We had as much driving fun with the Leaf as we've had in a long time, because it is so very different from the normal and usual. The electric motor provides tons of silent torque to get away from stoplights, and still has plenty of power for 40-70 mph passing maneuvers. And it will go better than 90 mph on level roads. If your goal is hypermiling, getting the absolute most out of each battery charge, the instruments will help you all the way, including one at the top left that first completes a circle and then grows virtual trees as you drive.
The operating guts of the Nissan Leaf are a 600-pound laminated lithium-ion battery made up in a series of four cells to a module, and 48 modules, for a total of 192 batteries in the pack, made for Nissan by its battery partner, NEC of Japan. It uses a combination of lithium ion, manganese and graphite to generate electricity, which means there are no hazardous materials in the battery itself, and the flat battery, centered in the car under the floor for best handling, is permanently sealed and encased in a thick aluminum case.

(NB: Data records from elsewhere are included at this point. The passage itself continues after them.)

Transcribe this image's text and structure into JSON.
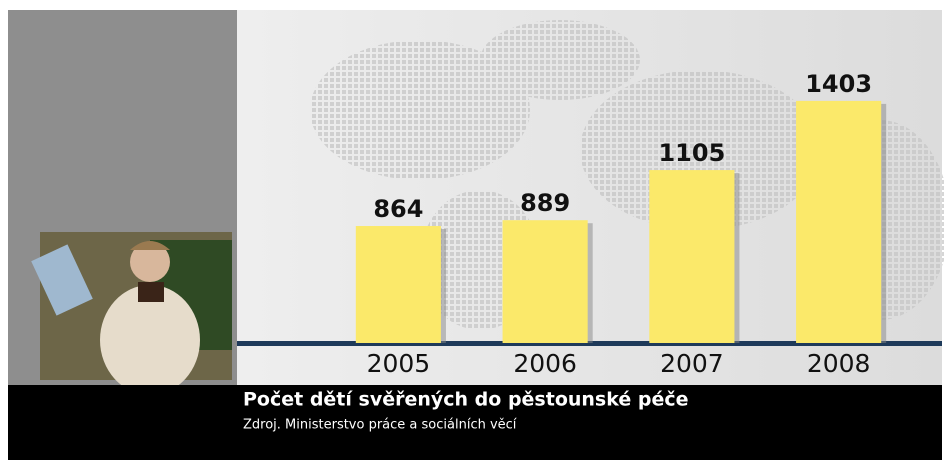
{
  "chart_data": {
    "type": "bar",
    "title": "Počet dětí svěřených do pěstounské péče",
    "subtitle": "Zdroj. Ministerstvo práce a sociálních věcí",
    "categories": [
      "2005",
      "2006",
      "2007",
      "2008"
    ],
    "values": [
      864,
      889,
      1105,
      1403
    ],
    "color": "#fbe96a",
    "ylim": [
      360,
      1450
    ]
  }
}
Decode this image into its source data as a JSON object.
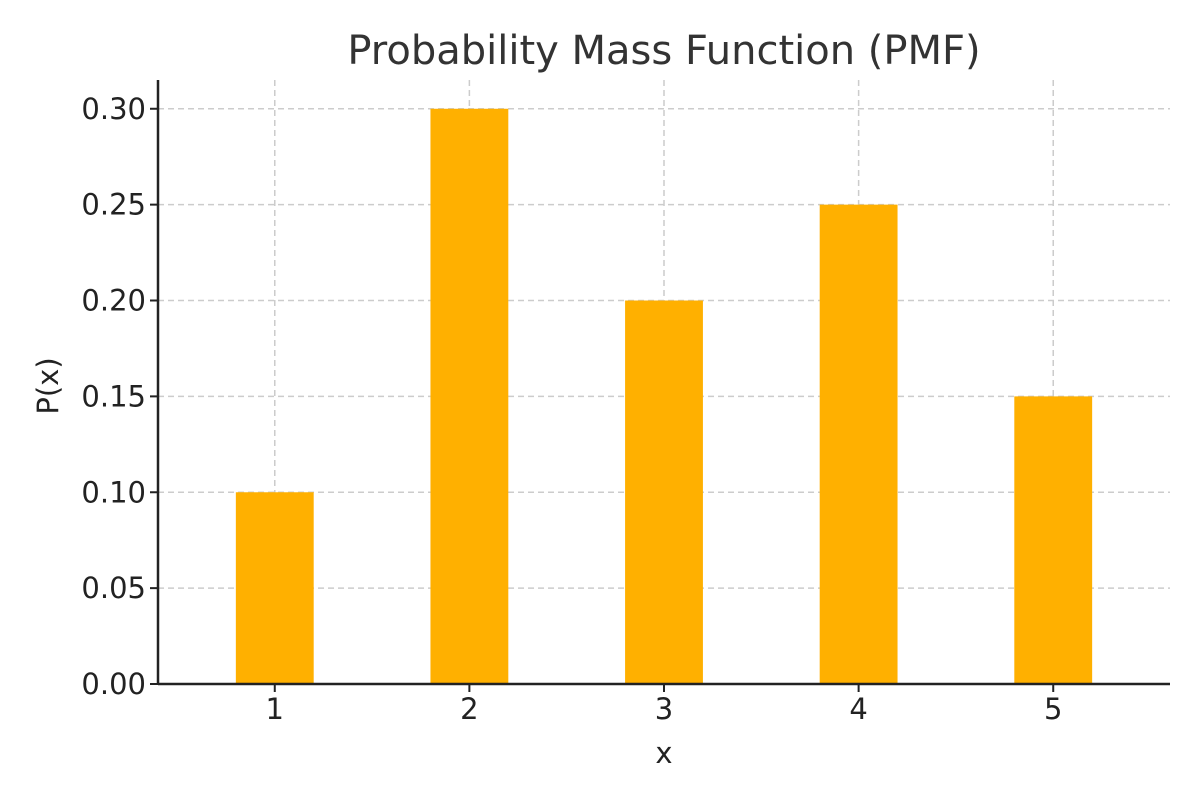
{
  "chart_data": {
    "type": "bar",
    "title": "Probability Mass Function (PMF)",
    "xlabel": "x",
    "ylabel": "P(x)",
    "categories": [
      "1",
      "2",
      "3",
      "4",
      "5"
    ],
    "values": [
      0.1,
      0.3,
      0.2,
      0.25,
      0.15
    ],
    "ylim": [
      0,
      0.315
    ],
    "yticks": [
      "0.00",
      "0.05",
      "0.10",
      "0.15",
      "0.20",
      "0.25",
      "0.30"
    ],
    "grid": true,
    "bar_color": "#FFB000"
  }
}
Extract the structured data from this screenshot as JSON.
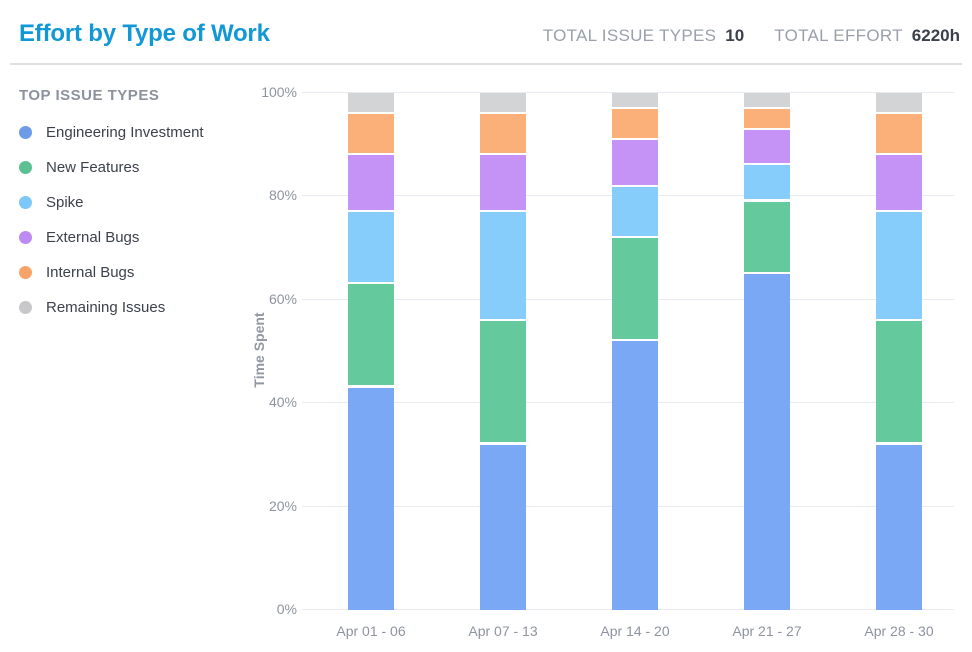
{
  "header": {
    "title": "Effort by Type of Work",
    "totals": [
      {
        "label": "TOTAL ISSUE TYPES",
        "value": "10"
      },
      {
        "label": "TOTAL EFFORT",
        "value": "6220h"
      }
    ]
  },
  "legend": {
    "title": "TOP ISSUE TYPES"
  },
  "colors": {
    "title_accent": "#1298d6",
    "muted_text": "#9aa0ab",
    "dark_text": "#3b414b",
    "axis_text": "#8e949f",
    "gridline": "#e7eaf0"
  },
  "chart_data": {
    "type": "bar",
    "stacked": true,
    "normalized": "percent",
    "title": "Effort by Type of Work",
    "xlabel": "",
    "ylabel": "Time Spent",
    "ylim": [
      0,
      100
    ],
    "y_ticks": [
      0,
      20,
      40,
      60,
      80,
      100
    ],
    "y_tick_suffix": "%",
    "grid": true,
    "legend_position": "left",
    "categories": [
      "Apr 01 - 06",
      "Apr 07 - 13",
      "Apr 14 - 20",
      "Apr 21 - 27",
      "Apr 28 - 30"
    ],
    "series": [
      {
        "name": "Engineering Investment",
        "key": "engineering-investment",
        "color": "#7aa8f5",
        "dot_color": "#6d9be7",
        "values": [
          43,
          32,
          52,
          65,
          32
        ]
      },
      {
        "name": "New Features",
        "key": "new-features",
        "color": "#64c99c",
        "dot_color": "#5cc192",
        "values": [
          20,
          24,
          20,
          14,
          24
        ]
      },
      {
        "name": "Spike",
        "key": "spike",
        "color": "#86cdfb",
        "dot_color": "#7bc8f9",
        "values": [
          14,
          21,
          10,
          7,
          21
        ]
      },
      {
        "name": "External Bugs",
        "key": "external-bugs",
        "color": "#c593f6",
        "dot_color": "#bc8af1",
        "values": [
          11,
          11,
          9,
          7,
          11
        ]
      },
      {
        "name": "Internal Bugs",
        "key": "internal-bugs",
        "color": "#fbb079",
        "dot_color": "#f8a368",
        "values": [
          8,
          8,
          6,
          4,
          8
        ]
      },
      {
        "name": "Remaining Issues",
        "key": "remaining-issues",
        "color": "#d3d4d6",
        "dot_color": "#c8c8cb",
        "values": [
          4,
          4,
          3,
          3,
          4
        ]
      }
    ]
  }
}
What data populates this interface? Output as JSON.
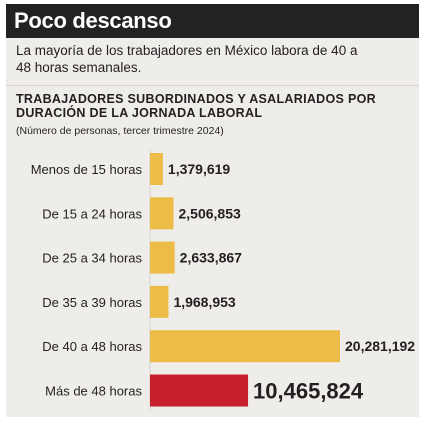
{
  "header": {
    "title": "Poco descanso"
  },
  "subtitle": "La mayoría de los trabajadores en México labora de 40 a 48 horas semanales.",
  "chart_data": {
    "type": "bar",
    "orientation": "horizontal",
    "title": "TRABAJADORES SUBORDINADOS Y ASALARIADOS POR DURACIÓN DE LA JORNADA LABORAL",
    "note": "(Número de personas, tercer trimestre 2024)",
    "categories": [
      "Menos de 15 horas",
      "De 15 a 24 horas",
      "De 25 a 34 horas",
      "De 35 a 39 horas",
      "De 40 a 48 horas",
      "Más de 48 horas"
    ],
    "values": [
      1379619,
      2506853,
      2633867,
      1968953,
      20281192,
      10465824
    ],
    "value_labels": [
      "1,379,619",
      "2,506,853",
      "2,633,867",
      "1,968,953",
      "20,281,192",
      "10,465,824"
    ],
    "colors": [
      "#ecbc47",
      "#ecbc47",
      "#ecbc47",
      "#ecbc47",
      "#ecbc47",
      "#c8202b"
    ],
    "highlight_index": 5,
    "grid": false,
    "xlim": [
      0,
      20281192
    ]
  }
}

The battery is capable of 90 kilowatts of power with a capacity of 4 kilowatt-hours, and will be warranted or eight years or 100,000 miles of operation. Through an elaborate electronic control system, the battery connects to a synchronous AC electric motor rated at 80 kilowatts and 280 Newton-meters (or 207 foot-pounds) of torque. The onboard battery charger, which comes into play automatically every time the accelerator pedal is released or the brake pedal is applied, through regenerative braking, is rated at 3.3 kilowatts.
The underpinnings of the welded unibody chassis are mostly derived from Nissan's worldwide network of B-sized cars like the Versa, with struts up front and a torsion beam suspension at the rear, simple, cheap to build, and largely effective. Everything in the car operates electrically, from the A/C system to the power steering, and it all works very well as a package. It turns in with authority, makes, quick left-right transitions, brakes very well, and in general drives like a normal Nissan small car.
Although design is subjective, we think the Leaf is really cute, with a combination of Japanese Nissan and French Renault design ideas inside and out, and it is not a small car, even though it looks small, as EPA rates it bigger than 100 cubic feet inside, qualifying it as a compact car. There is room for six-footers front and rear, and a very good storage trunk.